プロセスが重要になる用途をもう一つ思いつきました。それはAIに関する案件です。AIによって人が作製したモノと、AIが生成・作製したモノと区別がつかなくなった時、何に価値が移るのかを検討しました。「人間は人間に興味があります」。ですので、それを作製するプロセスに意味を見出すのではないかと思いました。作製したモノの背後にあるナラティブです。これをきっかけに再度プロセス絵画を見直しました。
先回の「プロセス絵画」では、クルマの走行映像から複雑さパラメータを抽出し、それをx, yにあてはめ、zを映像全体を1とした現在の位置として、軌跡を描きました。そして全体の軌跡を描いた後、エフェクトをかけて抽象的な絵にしました。今回一番違うのは、軌跡そのものを絵になるようにした点です。技術的には新しいエフェクトを作製しただけです。その後AIを使ってその絵が何に見えるか尋ねています。もう一つ重要な点として、x, yの複雑さパラメータは同じですが、zを画像全体の複雑さパラメータに変更したことがあります。以前の方法では走行映像全体が分かっている必要があったのですが、今回は、x,y,zとも複雑さパラメータですから、走行しながら軌跡にエフェクトを掛けていき、途中の映像にも意味を見出すことができます。それでは作製した映像を見ていただきましょう。最初は長久手市街を走行した場合の映像です。走行している期間は長いので途中だけです。
次に、中央自動車道を走行した場合です。
映像の左上に走行場面を加えています。横方向に伸びるのは走行映像の中央に変化が在る場合です。特に顕著なのはカーブする時です。また道路に歩道橋のような橋や大きな看板がある場合にも反応します。縦方向に伸びるのは走行映像の左右の変化が大きい時です。ですので、狭い道に入った時や、建物が両サイドに沢山ある時等です。等高線のような表示ができたことで、走行過程の映像の見栄えが上がったと思っています。このように走行過程を抽象的な表現で表すことを、「動的抽象化」と呼ぶことにしました。2025.10.26のblog「フィジカル・インテリジェンス」で描いたポテンシャルも、もしセンサーデータを基にして描いたならば動的抽象化になります。音楽はMAXで作製した自動作曲です。これも複雑さパラメータを基にしていますので、音の強弱は場面と同期しています。こういう場面で、こんな風に変化するなら、この道はどうだろう、という気持ちが誘発できると思っています。次の映像は、長久手を走行した場合の全体の軌跡です。20倍速で軌跡を作製しました。
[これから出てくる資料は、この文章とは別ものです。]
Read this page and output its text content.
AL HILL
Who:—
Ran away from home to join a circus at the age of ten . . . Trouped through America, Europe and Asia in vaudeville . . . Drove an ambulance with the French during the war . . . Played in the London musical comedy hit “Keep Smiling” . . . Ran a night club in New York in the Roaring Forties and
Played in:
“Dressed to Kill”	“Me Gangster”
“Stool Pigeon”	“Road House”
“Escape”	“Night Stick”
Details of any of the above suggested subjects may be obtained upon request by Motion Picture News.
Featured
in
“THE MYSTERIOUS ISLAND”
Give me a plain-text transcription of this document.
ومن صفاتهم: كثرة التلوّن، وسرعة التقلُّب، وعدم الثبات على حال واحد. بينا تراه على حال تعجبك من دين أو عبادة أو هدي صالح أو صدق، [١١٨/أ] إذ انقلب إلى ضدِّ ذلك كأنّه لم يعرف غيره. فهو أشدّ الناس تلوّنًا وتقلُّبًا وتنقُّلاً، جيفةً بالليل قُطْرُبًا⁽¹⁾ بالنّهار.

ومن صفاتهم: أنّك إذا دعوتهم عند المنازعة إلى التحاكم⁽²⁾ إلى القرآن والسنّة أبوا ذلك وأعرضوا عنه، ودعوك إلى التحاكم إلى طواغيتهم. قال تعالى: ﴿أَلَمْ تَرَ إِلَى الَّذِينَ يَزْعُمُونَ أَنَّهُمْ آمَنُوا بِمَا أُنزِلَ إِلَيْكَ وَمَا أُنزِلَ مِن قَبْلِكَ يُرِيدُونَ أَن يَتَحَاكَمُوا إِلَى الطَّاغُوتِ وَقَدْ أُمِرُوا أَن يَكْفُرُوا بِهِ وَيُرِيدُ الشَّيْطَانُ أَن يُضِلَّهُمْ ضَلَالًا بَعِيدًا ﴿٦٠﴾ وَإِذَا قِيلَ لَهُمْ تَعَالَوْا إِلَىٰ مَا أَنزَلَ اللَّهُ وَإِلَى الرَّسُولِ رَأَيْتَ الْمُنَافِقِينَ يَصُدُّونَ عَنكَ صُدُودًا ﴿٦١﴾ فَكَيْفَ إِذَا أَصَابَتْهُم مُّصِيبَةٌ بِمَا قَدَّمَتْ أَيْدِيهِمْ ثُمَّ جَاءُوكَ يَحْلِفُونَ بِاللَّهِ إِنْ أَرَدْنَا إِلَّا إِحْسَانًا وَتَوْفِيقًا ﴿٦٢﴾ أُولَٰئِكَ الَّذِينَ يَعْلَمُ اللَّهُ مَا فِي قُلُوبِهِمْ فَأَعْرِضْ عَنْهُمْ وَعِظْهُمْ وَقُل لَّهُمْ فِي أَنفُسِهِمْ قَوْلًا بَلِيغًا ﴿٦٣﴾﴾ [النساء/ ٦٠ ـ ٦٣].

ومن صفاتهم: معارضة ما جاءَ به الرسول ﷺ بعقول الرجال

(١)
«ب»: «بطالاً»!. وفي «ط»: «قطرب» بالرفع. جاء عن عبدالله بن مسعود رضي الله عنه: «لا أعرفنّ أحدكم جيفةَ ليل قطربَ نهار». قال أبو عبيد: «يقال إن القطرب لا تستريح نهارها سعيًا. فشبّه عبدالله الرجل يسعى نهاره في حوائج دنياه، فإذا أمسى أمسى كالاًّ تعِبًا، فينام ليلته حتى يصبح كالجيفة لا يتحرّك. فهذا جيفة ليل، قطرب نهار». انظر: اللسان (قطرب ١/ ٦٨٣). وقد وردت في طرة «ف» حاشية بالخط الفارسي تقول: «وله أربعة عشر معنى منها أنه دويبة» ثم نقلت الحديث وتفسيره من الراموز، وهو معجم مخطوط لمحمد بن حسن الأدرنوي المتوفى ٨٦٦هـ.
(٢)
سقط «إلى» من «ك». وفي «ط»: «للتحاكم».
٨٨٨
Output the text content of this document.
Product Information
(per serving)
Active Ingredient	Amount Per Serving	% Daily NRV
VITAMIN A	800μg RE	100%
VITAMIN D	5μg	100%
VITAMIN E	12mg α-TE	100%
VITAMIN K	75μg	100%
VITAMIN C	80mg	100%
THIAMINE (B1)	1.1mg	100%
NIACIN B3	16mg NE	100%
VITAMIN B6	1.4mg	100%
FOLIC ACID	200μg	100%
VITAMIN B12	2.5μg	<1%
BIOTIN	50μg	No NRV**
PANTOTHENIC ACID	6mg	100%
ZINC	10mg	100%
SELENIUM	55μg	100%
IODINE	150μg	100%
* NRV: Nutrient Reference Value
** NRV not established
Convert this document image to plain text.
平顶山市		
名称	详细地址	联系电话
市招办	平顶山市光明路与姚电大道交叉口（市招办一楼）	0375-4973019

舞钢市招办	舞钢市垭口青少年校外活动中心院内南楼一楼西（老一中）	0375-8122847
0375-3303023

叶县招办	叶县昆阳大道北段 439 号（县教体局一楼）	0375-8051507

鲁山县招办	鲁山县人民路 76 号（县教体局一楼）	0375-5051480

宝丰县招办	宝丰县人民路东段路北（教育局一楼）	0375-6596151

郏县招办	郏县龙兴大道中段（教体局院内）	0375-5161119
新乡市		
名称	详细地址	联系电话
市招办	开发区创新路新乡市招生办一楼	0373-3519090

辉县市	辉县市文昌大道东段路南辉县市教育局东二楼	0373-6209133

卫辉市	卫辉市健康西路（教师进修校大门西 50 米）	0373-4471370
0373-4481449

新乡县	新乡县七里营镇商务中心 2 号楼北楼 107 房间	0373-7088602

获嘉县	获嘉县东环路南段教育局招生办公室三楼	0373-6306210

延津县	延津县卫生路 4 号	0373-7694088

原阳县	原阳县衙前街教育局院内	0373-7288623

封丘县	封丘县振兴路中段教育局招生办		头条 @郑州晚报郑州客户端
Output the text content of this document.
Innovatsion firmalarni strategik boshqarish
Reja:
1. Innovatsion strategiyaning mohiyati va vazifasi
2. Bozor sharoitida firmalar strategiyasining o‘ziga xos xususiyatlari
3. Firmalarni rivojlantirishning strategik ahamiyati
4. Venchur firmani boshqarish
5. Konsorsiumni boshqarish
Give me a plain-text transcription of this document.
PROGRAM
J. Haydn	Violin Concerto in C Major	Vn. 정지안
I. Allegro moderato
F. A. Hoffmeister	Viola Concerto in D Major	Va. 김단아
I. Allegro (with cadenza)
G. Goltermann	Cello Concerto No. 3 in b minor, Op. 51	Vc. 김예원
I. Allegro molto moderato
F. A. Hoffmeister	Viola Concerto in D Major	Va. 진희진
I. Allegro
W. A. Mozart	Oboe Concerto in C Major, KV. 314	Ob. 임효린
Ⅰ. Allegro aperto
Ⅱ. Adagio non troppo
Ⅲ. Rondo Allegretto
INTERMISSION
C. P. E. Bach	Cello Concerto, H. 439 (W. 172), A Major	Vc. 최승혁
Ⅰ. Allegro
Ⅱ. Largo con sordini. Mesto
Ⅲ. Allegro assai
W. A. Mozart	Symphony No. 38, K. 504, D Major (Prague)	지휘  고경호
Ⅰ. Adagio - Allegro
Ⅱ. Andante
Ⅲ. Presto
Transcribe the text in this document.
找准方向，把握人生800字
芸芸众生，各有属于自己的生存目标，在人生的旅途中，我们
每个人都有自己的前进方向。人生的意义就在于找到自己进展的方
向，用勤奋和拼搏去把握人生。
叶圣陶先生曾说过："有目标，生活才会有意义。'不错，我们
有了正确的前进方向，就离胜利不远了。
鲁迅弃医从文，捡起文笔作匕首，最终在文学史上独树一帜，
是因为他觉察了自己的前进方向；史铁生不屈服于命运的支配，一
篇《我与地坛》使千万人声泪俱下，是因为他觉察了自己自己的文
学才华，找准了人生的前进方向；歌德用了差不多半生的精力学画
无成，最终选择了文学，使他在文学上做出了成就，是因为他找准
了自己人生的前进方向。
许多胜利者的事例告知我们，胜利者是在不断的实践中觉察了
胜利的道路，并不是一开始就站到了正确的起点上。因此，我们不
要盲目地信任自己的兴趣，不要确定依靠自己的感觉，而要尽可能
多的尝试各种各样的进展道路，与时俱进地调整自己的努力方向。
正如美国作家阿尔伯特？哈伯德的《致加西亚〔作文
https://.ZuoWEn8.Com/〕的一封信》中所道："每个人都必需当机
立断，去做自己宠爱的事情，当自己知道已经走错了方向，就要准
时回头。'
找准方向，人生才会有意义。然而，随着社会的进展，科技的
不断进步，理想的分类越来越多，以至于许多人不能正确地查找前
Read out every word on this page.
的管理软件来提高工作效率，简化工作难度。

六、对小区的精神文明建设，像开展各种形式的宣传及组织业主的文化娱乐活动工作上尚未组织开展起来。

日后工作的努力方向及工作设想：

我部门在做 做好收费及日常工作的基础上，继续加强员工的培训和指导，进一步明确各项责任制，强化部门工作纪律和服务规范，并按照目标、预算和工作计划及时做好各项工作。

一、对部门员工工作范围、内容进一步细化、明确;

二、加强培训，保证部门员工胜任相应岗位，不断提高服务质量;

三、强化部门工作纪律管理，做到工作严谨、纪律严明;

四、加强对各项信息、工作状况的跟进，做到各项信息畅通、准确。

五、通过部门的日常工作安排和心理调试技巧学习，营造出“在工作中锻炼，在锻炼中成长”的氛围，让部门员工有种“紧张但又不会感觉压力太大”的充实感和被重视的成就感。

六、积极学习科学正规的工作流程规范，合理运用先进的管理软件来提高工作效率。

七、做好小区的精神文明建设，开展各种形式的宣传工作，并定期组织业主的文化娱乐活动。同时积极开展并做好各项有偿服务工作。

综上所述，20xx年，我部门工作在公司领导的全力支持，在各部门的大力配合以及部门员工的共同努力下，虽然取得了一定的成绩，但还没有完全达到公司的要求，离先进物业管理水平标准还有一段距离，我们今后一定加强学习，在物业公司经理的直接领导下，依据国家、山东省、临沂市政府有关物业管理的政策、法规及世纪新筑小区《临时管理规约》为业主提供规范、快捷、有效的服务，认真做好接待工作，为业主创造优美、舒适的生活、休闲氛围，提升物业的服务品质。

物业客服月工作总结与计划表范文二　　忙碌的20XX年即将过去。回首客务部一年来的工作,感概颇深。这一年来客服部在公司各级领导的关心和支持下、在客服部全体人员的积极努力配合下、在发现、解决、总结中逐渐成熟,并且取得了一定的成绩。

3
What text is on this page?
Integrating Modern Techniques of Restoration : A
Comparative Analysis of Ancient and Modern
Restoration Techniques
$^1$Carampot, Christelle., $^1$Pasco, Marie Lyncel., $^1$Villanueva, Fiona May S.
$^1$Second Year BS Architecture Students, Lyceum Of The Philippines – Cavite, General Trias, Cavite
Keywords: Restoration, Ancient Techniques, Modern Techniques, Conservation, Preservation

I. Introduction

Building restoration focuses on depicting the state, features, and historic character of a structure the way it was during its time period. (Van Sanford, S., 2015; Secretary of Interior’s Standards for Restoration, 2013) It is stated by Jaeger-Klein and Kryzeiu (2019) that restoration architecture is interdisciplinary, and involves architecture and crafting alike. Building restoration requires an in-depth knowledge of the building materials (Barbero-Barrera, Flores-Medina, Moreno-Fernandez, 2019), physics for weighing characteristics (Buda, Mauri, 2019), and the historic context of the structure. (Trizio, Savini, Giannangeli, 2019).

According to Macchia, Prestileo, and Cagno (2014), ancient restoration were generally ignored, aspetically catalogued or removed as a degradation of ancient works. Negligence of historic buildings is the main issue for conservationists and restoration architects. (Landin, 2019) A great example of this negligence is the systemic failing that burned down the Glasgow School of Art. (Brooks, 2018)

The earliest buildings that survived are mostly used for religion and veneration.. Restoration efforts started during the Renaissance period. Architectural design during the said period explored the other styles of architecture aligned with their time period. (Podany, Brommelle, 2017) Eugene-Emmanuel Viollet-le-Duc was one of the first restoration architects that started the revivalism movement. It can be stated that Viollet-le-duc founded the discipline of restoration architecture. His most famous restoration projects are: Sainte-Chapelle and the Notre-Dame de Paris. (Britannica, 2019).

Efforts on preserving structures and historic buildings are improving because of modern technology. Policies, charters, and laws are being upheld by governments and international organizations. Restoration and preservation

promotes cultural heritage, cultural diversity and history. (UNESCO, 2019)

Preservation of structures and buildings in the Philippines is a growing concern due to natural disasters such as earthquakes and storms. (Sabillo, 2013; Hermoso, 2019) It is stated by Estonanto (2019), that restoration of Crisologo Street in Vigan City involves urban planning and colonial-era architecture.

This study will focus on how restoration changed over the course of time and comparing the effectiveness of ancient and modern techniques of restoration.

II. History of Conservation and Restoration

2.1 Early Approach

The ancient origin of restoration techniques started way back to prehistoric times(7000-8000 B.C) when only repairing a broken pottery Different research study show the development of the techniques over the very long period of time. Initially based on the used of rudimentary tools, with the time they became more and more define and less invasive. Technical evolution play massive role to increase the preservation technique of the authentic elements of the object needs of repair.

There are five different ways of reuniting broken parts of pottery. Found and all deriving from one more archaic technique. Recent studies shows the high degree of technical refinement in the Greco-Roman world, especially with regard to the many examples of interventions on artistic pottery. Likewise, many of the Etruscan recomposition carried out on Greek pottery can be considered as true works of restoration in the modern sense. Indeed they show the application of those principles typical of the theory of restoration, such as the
次にこうして作製した最終的な画像をAIに見せて、どんな生物あるいは動物に見えるかを描いてもらいました。AIはCopilotです。長久手を走行した最終画像からは生成した絵が次です。

中央自動車道の場合は次のようになりました。

なかなか、それらしい画像を生成しているのではないでしょうか?
長久手はカメレオンで、中央自動車道はクラゲです。
カメレオンは顔の形と、等高線が尻尾に表現されているように見えます。またクラゲは触手がちょうど、自動車道の料金所を通るところでできた広がりに対応しているのでしょう。長久手の市街地はカメレオンで、中央自動車道がクラゲなら、別のところは何になるだとう、夜に走行するとどうなるだろう等、気持ちを誘発します。
この2つの画像のように、走行軌跡とAIが作製した生物とを重ねると、また、それにちょっとした言葉を添えておくと、あの時あそこへいったなあー、と思い出すきっかけにもなるでしょう。
抽象的な画像に対して、AIに何に見えるか尋ねるのは面白いと思いました。プロセスデータの可視化と固定化、AIとの組み合わせは、プロセスに意味を与える可能性を感じました。